I’ve often wondered if these children in my life could possibly know how they have touched and changed my heart. With every one that has entered my life I have been captivated and they earn my allegiance the minute I learn they are coming.
When Ruby was only a few months old, her mom wasn’t feeling well and I was home on a break from school just dying to get some quality time with family, so they came for a few days and Erick and I had the honor of caring for Ruby during the night while the new mom rested. I will never forget Erick’s vigilance. He had never cared for a child so small and so when Ruby would wiggle and squirm Erick would dive out of the bed and slip her little passy into her mouth. I don’t think he slept at all the first night she stayed in the room with us and I couldn’t get the silly grin off my face from my amusement with his care for this sweet baby. It is with Ruby that he first learned how to hold an infant and he was beaming with pride when I would find him rocking her or preparing bottles for her. He was and remains to this day, smitten with little Ruby Doo.
When she was a little older, already walking and talking, she came back from time to time to spend the night here with her sister Grace. There is no other way for me to say how Ruby affected me other than to just say what I know. The child was so sweet she brought me to tears time and time again. She was content and cooperative and always quick with that sweet smile and her sweetness just captured my heart.

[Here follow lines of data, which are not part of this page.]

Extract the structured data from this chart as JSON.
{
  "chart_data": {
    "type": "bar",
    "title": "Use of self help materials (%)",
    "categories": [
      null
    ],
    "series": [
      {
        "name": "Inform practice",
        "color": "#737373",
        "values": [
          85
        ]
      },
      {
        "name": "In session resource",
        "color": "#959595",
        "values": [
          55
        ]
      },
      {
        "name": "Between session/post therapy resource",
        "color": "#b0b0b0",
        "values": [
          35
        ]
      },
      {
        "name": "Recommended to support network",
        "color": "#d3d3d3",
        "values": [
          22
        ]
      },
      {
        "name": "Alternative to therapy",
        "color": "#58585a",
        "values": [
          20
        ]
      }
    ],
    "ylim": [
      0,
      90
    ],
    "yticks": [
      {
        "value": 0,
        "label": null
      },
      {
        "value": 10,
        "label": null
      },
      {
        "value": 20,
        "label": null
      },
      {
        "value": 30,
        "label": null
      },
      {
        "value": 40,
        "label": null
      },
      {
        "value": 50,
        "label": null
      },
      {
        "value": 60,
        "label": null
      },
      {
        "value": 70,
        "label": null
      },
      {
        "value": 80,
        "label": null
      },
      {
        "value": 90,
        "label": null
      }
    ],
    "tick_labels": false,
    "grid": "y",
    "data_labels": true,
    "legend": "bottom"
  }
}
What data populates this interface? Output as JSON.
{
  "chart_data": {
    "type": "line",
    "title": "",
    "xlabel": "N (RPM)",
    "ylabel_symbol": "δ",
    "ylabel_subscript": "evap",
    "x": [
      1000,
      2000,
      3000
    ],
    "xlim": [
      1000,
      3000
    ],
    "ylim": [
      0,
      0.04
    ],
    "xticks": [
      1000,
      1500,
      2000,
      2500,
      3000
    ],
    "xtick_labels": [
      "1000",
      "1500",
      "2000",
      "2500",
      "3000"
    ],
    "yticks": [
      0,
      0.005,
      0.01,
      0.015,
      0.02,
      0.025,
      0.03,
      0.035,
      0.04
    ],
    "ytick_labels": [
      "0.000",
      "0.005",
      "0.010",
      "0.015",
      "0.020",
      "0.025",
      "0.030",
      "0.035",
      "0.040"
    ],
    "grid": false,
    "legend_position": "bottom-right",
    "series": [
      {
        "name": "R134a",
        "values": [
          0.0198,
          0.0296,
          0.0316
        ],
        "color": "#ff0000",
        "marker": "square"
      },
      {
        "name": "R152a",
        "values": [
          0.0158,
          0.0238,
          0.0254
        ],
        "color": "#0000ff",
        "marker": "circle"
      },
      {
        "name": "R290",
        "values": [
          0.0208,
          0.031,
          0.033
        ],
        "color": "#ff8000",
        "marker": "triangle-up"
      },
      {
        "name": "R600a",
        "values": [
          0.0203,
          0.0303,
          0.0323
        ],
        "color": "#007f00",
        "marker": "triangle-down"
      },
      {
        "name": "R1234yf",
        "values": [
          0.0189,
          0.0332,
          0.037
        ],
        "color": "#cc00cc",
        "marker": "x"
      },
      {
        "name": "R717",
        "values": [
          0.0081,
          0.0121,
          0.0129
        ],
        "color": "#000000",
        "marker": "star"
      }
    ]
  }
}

Ruby always adored Heather and loved getting to see Heather’s room and her pretty things and was often found cuddled up in her big cousin’s arms looking like all was well with the world in that loving embrace while Grace was my shadow getting much of my direct attention. I guess if there is anything I might need to say to sweet Ruby on her special day it is that I never failed to see, in the midst of all the excitement and business of life, just how precious and wonderful she is. If I could choose, of all the little girls in the world, the two that would be my nieces, I would choose the very same ones the Good Lord picked out for me Himself. He made the absolute perfect choice!
So on this day, in remembrance of Ruby, I wish her the happiest birthday yet and a year of wonder and excitement filled with learning and laughter. I would also like to say that the reason I am choosing to write as a way to honor these precious little ones in my life is because I am a word girl. I need to hear and see in order to know how others see me, how they feel about me, how it is that we are connected to each other and what about me matters to them. This is my way of giving, to the best of my ability, the love that I hold in my heart to these precious children who mean so much to me in the way that naturally flows from my heart…with my thoughts and words.
Written Lovingly for my sweet niece Ruby on her 11th birthday!
May all your days be blessed with joy, love, and grace and may you always know that no one shines brighter in your Anna’s eyes than you!